Written by Devhouse Spindle on 3rd April 2015

This is a post in a series of articles on how we engineered our website. First up: how to stay on top of comments on your blog by using WordPress and Slack.

When crafting the blog of this site readability was our focus. While sketching and coding the main parts, we had a few discussions on how to make the process of replying to comments as easy as possible. For us that meant integration with our internal communication tool: Slack.

The quickest responding team online

Because we offer the possibility to write comments on our articles, we want to respond to them as quickly as possible. So we decided to build an integration with Slack. When someone posts a comment on an article, the author of the article gets a DM in Slack with the comment and a URL to the article, so he can react immediately.

How we built it

Actually, it was easier than I thought. Slack already offers all kinds of possibilities for integrations, both incoming and outgoing. Just go to the Services page, hit “integrations” and add a webhook. With the “Webhook URL” you get there, all channels in Slack are open for your JSON POST requests.

slack

Adding a Slack username field in WordPress

Because WordPress is used as our CMS and I wanted Slack to send a DM to the author, I had to add an extra field to the user profile in WordPress. I’ve used Pods for that, which is an easy to use and free add-on that gives you the possibility to add extra fields to existing content types or create completely new types. In this case I added the field “slack_username” to Users.

pods

The code

When WordPress processes a comment, it calls wp-comments-post.php. The ideal file for adding a few lines of code that makes the JSON POST request to Slack.

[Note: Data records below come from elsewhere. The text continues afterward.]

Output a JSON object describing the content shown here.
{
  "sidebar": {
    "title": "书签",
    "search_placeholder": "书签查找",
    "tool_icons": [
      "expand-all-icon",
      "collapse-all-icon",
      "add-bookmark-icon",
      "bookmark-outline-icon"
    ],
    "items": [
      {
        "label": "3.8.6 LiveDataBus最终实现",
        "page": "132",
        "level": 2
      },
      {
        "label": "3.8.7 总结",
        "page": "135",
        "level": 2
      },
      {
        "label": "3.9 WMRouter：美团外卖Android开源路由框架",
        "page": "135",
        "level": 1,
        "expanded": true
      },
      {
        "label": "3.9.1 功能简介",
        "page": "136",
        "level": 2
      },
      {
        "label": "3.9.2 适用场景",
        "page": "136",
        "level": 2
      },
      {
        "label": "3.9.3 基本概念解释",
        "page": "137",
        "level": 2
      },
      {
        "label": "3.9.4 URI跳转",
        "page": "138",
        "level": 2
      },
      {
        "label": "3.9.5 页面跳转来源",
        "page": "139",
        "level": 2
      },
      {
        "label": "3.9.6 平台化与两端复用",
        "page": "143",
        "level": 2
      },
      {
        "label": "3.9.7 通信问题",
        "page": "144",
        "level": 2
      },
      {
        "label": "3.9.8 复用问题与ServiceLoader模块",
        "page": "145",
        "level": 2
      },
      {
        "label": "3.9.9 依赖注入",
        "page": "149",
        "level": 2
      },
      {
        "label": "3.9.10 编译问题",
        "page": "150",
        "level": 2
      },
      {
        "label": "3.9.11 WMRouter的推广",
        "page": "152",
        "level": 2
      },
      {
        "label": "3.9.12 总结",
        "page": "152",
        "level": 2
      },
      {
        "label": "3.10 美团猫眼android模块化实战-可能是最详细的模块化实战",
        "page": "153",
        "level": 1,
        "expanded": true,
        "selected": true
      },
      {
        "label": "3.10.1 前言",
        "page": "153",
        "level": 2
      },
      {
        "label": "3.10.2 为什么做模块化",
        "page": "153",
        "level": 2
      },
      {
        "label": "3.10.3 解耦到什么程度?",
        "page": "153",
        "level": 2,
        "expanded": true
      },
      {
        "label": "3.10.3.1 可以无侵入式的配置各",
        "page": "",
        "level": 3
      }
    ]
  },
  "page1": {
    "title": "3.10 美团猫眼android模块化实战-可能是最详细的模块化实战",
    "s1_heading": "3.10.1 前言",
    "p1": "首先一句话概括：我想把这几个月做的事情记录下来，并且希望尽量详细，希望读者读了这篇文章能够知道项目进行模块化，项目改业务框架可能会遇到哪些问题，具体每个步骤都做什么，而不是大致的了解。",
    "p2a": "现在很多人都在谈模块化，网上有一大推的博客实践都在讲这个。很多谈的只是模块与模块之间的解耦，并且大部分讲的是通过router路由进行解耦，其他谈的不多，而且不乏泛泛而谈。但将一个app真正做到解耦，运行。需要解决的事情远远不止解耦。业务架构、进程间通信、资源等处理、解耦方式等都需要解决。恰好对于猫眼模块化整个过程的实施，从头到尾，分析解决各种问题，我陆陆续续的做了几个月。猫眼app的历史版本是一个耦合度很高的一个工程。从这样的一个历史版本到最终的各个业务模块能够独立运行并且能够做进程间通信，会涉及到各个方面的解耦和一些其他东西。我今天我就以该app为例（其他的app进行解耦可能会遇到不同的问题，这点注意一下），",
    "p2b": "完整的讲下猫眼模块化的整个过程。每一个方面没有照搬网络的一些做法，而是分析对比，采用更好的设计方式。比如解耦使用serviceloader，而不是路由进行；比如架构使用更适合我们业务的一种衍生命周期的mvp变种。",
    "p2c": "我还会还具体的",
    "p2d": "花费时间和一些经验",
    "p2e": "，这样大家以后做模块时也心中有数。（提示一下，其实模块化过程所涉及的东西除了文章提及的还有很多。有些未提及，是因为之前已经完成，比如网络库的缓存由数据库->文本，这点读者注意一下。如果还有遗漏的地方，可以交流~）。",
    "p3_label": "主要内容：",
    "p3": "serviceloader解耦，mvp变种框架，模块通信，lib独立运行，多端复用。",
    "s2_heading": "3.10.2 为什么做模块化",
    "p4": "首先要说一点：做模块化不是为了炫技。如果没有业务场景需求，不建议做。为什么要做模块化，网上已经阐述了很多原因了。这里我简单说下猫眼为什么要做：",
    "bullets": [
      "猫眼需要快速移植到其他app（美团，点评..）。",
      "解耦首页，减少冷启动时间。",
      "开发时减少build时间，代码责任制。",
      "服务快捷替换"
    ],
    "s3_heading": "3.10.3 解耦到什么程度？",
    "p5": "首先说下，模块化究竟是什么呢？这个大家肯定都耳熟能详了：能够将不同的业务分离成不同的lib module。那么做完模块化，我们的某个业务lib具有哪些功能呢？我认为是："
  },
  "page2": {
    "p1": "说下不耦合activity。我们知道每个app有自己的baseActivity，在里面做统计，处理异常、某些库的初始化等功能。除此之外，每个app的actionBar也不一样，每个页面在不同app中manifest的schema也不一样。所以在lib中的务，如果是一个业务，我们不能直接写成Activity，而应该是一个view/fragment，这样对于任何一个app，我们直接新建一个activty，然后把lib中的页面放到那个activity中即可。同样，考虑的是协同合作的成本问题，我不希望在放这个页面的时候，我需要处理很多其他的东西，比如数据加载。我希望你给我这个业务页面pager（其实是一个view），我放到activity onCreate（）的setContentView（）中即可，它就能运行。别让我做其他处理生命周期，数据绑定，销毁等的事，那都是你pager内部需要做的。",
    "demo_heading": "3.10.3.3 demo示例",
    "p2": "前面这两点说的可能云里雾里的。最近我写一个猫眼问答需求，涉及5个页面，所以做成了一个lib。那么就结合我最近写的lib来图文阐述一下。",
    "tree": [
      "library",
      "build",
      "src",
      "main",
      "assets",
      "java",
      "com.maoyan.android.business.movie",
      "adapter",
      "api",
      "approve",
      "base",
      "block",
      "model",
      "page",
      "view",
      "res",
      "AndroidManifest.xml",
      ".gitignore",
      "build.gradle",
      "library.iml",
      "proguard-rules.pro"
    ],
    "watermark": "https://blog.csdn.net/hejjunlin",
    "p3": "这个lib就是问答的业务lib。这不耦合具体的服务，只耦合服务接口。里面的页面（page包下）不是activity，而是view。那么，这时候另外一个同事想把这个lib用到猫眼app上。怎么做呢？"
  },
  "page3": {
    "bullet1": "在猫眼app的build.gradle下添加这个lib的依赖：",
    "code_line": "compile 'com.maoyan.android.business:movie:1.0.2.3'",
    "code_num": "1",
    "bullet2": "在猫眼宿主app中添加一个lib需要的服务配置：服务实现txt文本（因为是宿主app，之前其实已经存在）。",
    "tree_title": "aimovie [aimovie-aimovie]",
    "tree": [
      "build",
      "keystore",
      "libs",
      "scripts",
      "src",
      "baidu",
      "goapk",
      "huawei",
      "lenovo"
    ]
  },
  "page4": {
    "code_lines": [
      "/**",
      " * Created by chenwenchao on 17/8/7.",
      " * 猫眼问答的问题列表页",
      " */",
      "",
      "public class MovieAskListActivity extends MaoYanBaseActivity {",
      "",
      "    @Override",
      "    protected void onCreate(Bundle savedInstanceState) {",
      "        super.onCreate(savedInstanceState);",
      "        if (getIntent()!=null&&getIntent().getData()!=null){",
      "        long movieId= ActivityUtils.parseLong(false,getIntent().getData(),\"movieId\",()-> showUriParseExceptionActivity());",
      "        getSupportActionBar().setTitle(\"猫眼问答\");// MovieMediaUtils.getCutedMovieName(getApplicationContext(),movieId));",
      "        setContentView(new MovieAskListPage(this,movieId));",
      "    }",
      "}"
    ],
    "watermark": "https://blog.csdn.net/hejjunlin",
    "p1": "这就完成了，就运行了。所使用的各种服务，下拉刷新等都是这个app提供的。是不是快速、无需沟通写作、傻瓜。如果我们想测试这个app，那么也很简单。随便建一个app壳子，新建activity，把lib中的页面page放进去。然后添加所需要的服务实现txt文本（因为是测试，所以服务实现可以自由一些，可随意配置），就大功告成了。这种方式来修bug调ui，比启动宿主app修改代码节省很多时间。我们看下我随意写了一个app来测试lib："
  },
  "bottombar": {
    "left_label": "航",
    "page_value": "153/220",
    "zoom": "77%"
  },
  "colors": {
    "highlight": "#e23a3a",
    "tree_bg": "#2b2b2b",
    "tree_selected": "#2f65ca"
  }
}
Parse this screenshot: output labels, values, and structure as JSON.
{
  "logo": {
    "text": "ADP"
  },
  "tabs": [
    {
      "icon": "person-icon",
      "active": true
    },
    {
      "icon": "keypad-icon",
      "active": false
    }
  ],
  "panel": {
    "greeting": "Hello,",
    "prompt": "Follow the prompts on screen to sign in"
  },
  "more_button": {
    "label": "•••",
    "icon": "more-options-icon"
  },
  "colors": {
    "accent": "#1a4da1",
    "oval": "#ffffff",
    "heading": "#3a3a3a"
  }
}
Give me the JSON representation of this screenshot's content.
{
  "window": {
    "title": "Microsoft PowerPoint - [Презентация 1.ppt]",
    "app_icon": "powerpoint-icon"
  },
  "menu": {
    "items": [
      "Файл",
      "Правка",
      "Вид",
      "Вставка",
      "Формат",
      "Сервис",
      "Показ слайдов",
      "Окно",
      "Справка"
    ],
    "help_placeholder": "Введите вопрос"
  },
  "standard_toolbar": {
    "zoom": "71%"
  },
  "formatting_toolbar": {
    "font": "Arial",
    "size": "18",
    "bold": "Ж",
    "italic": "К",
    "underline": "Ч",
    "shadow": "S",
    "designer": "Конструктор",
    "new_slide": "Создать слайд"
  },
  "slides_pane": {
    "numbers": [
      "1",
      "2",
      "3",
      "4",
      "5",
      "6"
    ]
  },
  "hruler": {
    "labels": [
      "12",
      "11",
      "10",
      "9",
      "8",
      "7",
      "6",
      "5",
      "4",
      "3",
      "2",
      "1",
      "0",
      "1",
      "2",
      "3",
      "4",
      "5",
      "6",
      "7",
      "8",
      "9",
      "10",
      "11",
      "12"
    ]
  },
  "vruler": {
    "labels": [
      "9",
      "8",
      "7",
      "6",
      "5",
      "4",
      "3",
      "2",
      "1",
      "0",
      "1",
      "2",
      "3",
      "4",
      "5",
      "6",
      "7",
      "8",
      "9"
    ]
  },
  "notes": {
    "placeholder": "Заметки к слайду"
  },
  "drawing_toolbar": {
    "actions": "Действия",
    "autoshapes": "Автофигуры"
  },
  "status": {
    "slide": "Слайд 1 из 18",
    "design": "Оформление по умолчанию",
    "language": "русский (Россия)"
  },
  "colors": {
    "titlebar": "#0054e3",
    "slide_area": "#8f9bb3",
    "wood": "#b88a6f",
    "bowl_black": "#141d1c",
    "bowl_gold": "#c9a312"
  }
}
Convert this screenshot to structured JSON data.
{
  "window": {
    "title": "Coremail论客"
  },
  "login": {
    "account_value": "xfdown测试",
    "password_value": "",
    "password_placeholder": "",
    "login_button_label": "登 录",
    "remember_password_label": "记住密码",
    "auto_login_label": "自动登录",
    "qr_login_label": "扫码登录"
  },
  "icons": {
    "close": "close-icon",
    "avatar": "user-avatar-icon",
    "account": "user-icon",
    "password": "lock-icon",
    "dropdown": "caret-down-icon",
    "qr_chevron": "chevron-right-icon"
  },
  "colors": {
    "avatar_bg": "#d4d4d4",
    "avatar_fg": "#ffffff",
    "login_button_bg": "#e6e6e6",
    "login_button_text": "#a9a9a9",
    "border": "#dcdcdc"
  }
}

//Collect data from posted form. Already checked/trimmed by WP
$name = $comment_author;
$email = $comment_author_email;
$message = $comment_content;
$slack_username = $user->slack_username;

//API URL, this is where you need to add your own URL
$url = 'https://hooks.slack.com/services/*****';

//Initiate cURL.
$ch = curl_init($url);

//The JSON data.
$jsonData = array(
'channel' => $slack_username,
'username' => $name.' ('.$email.')',
'text' => 'Whoop whoop! You got a comment!\n\n'.$message.'\n\nGo to this article: '.$location
);

//Encode the array into JSON.
$jsonDataEncoded = json_encode($jsonData);

//Tell cURL that we want to send a POST request.
curl_setopt($ch, CURLOPT_POST, 1);

//Attach our encoded JSON string to the POST fields.
curl_setopt($ch, CURLOPT_POSTFIELDS, $jsonDataEncoded);

//Set the content type to application/json
curl_setopt($ch, CURLOPT_HTTPHEADER, array('Content-Type: application/json'));

//Execute the request
$result = curl_exec($ch);
?>

BAM! WordPress commments in Slack

That’s all there is to it. If you need help or want to know more, feel free to let WordPress send a DM to my Slack by adding a comment.

Your thoughts

  • Written by Josh Pollock on 3rd April 2015

    Very cool idea, and +10 for using Pods. I did want to recommend that you use WordPress’ HTTP API for making the request. That will provide maximum compatibility and simplify your code.

    You can replace everything after you created $jsonDataEncoded with:
    $result = wp_remote_post( $url, array( ‘body’ => $jsonDataEncoded ) );

    See: https://codex.wordpress.org/Function_Reference/wp_remote_post

  • Written by Mark Leenders on 3rd April 2015

    Thanks… Also for the great suggestion. Definitely going to give that a try this weekend 🙂

  • Written by Charmain Maeno on 29th August 2016

    Thank you for your article. Really Cool.